Contactado pelo ECO, Miguel Milhão remeteu para Jorge Silva, CEO da Prozis, comentários sobre as vendas. E, se em junho estariam a crescer 20%, como afirmou na altura o fundador da empresa, Jorge Silva diz que agora o crescimento se situa em 35%, na comparação com o período homólogo de 2021. “Nos 30 dias anteriores ao evento estávamos com um crescimento de cerca de 20% e nos 25 dias a seguir ao evento mantivemos esse crescimento. Nos últimos dias temos tido um crescimento de 35%”, descreve o responsável, referindo-se apenas a Portugal, mercado que representa, segundo explica, 12% do volume de vendas da Prozis. O aumento das vendas, prossegue, pode estar relacionado com o facto de terem começado a trabalhar com a marca “algumas novas produtoras e afiliadas, que estão a ter muito bom desempenho”. Sobre o episódio, ou o seu impacto no negócio, Jorge Silva diz sentir que “não teve impacto negativo. Sinto que talvez tenha tido algum impacto positivo que se começou a revelar agora“, isto porque “na altura do evento acabamos por ter mais registos de novos clientes do que o habitual”. Sobre a polémica em si, Jorge Silva prefere não fazer comentários. “Não queria descrever porque não tem nada a ver com a Prozis. É uma opinião pessoal do Miguel (Milhão)”, diz.

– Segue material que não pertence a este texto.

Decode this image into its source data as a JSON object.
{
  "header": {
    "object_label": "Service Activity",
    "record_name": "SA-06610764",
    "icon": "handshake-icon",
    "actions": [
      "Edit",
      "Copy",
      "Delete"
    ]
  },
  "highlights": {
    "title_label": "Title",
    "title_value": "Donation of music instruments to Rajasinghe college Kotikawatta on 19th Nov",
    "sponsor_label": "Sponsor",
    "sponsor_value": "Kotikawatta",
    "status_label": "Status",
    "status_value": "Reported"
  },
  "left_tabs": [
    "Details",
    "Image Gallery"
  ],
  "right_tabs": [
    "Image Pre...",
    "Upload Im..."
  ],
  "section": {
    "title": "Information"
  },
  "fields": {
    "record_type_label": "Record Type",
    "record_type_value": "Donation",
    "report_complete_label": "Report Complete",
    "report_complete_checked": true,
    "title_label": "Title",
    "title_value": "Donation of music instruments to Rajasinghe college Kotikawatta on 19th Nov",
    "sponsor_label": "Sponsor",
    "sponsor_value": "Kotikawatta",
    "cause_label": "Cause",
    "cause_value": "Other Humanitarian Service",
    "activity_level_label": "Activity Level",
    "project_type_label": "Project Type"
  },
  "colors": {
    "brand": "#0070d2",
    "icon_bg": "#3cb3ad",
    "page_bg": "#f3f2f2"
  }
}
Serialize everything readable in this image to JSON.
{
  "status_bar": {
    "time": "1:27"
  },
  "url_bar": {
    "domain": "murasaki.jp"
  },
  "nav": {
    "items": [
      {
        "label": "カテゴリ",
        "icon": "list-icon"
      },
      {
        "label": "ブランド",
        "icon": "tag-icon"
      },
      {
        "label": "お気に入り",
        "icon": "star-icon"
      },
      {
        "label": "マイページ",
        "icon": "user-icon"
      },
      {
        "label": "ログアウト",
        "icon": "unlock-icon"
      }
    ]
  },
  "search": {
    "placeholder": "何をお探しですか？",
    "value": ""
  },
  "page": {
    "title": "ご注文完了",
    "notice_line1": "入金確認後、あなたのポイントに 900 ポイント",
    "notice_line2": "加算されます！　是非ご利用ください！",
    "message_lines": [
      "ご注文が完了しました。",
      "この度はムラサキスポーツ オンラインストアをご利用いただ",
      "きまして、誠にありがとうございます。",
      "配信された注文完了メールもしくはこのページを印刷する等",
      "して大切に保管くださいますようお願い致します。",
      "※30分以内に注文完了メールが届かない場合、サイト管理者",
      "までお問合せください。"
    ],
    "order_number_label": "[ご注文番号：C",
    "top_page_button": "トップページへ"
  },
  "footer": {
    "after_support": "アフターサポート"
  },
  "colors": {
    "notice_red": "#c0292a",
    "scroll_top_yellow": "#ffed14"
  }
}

O certo é que entre 27 de junho e 25 de julho, de acordo com a análise que a Cision fez a pedido do ECO, foram publicadas 396 notícias sobre o tema. Dessas, uma foi em rádio, 17 passaram em televisão, 41 em imprensa e 337 no online. A grande maioria das notícias são negativas para a marca Prozis, continua a Cision, que também avaliou a mancha ocupada pelas mais de três centenas de notícias.
O valor do espaço editorial preenchido por estas notícias, se estivéssemos a falar de publicidade, estaria avaliado, a preços de tabela, em 3,5 milhões de euros. Não chega aos 10 milhões, mas não deixa de ser uma quantia assinalável.
Merece o fundador da Prozis um prémio de marketing? “Muitos líderes empresariais escolhem a excentricidade e a polémica como instrumento de marketing (em algumas indústrias vivem mesmo dela, como no futebol). É uma opção. Creio que não há regras gerais, mas seguramente há atividades que suportam esta abordagem, outras não”, diz Vítor Cunha, administrador da agência de comunicação JLM&Associados, lembrando que seguramente aumentou a notoriedade da marca, mas não tendo dados oficiais sobre vendas e não se sabendo se perturbou a reputação.
“Uma estratégia de marketing visa reforçar positivamente uma marca, a sua reputação e credibilidade. Ora, para além de uma afirmação de um empresário que “faz tudo pela experimentação” como o próprio veio referiu, dificilmente vejo mais que um conjunto de táticas reativas. Por outro lado, o sucesso de uma estratégia está intimamente ligado aos objetivos propostos ab initio… algo que também não descortino. Fiquemos então pelos objetivos mais gerais: reputação e credibilidade da marca. Foram elas reforçadas? Não”, defende por seu turno Rita Serrabulho, CEO e sócia fundadora da consultora de comunicação AMP Associates.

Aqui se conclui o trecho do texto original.